Chemical Language Models for Natural Products: A State-Space Model Approach
This work addresses the problem of modeling Natural Products for drug discovery, offering incremental improvements in generation and prediction tasks for this domain.
The paper tackled the underexplored area of Natural Products (NPs) in drug discovery by developing NP-specific chemical language models using state-space models (Mamba and Mamba-2) and comparing them with transformers, finding that Mamba generates 1-2% more valid and unique molecules and outperforms GPT by 0.02-0.04 MCC in property prediction under random splits.
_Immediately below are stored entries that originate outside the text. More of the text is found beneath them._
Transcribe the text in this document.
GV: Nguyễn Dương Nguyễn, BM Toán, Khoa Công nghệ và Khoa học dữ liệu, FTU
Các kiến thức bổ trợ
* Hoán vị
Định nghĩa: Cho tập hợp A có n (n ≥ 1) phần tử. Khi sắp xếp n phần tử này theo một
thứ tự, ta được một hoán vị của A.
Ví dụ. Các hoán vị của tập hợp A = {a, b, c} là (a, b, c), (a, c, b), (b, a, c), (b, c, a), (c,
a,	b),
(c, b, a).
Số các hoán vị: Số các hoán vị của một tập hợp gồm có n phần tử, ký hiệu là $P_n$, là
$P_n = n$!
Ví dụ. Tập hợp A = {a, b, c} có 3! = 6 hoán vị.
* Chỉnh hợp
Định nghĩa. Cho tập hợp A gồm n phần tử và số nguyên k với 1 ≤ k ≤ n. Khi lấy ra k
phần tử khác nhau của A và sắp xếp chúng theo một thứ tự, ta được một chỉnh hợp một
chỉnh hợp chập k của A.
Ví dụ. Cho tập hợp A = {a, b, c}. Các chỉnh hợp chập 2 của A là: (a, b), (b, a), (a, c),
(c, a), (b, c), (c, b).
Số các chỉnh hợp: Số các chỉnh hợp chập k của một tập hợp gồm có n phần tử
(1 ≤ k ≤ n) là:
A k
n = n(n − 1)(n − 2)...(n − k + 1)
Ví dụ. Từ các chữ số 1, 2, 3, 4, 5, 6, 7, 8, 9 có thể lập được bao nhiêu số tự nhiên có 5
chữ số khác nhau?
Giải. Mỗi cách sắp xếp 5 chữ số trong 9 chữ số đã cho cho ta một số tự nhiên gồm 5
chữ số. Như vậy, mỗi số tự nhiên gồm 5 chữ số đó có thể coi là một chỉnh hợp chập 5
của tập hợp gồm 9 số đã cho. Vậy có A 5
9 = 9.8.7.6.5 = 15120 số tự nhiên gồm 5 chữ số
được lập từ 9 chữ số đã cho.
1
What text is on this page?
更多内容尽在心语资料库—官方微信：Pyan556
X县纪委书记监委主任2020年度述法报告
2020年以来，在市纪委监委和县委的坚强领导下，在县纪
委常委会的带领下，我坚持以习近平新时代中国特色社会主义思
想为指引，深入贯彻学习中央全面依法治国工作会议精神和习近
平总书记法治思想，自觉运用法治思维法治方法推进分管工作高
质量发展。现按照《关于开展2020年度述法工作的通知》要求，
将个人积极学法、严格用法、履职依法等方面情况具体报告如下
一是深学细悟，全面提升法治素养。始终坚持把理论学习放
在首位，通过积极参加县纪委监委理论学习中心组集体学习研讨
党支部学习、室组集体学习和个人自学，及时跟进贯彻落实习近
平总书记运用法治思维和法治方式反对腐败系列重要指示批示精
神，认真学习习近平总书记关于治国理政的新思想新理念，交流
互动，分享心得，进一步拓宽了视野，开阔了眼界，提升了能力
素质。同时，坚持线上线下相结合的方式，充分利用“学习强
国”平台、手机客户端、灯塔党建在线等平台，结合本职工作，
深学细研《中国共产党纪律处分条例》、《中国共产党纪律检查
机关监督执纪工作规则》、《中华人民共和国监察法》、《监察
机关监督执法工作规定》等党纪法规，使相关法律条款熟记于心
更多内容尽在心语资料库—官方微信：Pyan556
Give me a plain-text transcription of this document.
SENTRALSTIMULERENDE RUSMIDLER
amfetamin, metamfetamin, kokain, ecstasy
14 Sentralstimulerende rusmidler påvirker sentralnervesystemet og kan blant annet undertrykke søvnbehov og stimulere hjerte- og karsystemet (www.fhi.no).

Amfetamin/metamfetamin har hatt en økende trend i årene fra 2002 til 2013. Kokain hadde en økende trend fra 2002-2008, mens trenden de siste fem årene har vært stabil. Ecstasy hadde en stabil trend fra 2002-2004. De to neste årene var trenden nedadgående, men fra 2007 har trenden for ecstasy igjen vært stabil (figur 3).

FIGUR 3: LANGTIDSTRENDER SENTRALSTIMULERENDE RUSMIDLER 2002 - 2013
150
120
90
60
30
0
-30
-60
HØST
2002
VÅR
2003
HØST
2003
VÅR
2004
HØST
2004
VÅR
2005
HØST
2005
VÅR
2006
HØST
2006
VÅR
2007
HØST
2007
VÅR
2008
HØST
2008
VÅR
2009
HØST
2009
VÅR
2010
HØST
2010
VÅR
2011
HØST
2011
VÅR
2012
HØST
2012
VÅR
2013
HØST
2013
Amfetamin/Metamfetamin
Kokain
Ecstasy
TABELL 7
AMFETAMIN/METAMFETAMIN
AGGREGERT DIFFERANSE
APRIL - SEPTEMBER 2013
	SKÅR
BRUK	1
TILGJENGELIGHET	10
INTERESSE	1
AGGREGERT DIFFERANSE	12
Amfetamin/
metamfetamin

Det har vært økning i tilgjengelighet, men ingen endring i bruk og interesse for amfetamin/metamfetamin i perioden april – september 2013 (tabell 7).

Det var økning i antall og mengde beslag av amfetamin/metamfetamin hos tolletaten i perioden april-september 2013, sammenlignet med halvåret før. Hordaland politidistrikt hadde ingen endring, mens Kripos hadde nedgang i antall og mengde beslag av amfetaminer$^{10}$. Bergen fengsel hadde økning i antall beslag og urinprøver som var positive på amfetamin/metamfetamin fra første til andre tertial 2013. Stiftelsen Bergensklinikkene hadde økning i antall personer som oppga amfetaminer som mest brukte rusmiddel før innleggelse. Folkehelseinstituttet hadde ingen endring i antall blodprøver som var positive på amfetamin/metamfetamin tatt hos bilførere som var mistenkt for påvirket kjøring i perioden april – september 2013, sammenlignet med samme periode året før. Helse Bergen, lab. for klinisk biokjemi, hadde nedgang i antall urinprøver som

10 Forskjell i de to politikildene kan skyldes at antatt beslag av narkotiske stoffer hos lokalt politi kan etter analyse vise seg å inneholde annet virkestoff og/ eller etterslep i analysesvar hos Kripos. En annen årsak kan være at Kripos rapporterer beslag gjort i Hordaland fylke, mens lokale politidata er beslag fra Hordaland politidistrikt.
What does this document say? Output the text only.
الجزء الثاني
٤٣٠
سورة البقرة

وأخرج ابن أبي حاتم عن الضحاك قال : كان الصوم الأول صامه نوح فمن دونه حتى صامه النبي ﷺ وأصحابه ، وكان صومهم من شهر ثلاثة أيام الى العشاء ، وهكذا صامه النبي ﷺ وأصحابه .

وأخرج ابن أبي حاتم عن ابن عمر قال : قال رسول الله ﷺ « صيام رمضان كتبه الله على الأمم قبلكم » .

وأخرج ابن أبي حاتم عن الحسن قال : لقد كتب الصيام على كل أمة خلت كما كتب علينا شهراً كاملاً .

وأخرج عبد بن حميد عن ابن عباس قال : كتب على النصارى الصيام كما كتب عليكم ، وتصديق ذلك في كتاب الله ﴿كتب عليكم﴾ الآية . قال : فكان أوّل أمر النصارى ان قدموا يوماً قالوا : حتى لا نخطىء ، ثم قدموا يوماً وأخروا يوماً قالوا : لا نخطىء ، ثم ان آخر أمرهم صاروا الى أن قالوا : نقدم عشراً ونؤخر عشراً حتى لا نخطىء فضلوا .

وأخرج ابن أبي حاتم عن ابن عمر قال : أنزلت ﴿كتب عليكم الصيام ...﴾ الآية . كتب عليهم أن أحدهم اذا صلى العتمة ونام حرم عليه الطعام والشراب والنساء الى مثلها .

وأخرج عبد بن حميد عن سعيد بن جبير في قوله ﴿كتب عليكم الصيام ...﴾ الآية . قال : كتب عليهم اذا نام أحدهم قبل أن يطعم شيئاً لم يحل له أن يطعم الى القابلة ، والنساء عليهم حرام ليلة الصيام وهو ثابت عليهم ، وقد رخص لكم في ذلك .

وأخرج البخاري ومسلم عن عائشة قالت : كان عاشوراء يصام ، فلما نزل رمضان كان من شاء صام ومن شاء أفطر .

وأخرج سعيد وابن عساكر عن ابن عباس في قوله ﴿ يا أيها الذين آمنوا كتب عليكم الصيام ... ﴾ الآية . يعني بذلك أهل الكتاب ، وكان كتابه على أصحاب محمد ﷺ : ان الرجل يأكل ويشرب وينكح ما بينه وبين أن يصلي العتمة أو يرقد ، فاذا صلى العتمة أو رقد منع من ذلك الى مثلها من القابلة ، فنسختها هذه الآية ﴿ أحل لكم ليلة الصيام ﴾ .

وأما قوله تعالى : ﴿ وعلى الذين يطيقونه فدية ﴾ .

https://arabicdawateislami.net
Language models are widely used in chemistry for molecular property prediction and small-molecule generation, yet Natural Products (NPs) remain underexplored despite their importance in drug discovery. To address this gap, we develop NP-specific chemical language models (NPCLMs) by pre-training state-space models (Mamba and Mamba-2) and comparing them with transformer baselines (GPT). Using a dataset of about 1M NPs, we present the first systematic comparison of selective state-space models and transformers for NP-focused tasks, together with eight tokenization strategies including character-level, Atom-in-SMILES (AIS), byte-pair encoding (BPE), and NP-specific BPE. We evaluate molecule generation (validity, uniqueness, novelty) and property prediction (membrane permeability, taste, anti-cancer activity) using MCC and AUC-ROC. Mamba generates 1-2 percent more valid and unique molecules than Mamba-2 and GPT, with fewer long-range dependency errors, while GPT yields slightly more novel structures. For property prediction, Mamba variants outperform GPT by 0.02-0.04 MCC under random splits, while scaffold splits show comparable performance. Results demonstrate that domain-specific pre-training on about 1M NPs can match models trained on datasets over 100 times larger.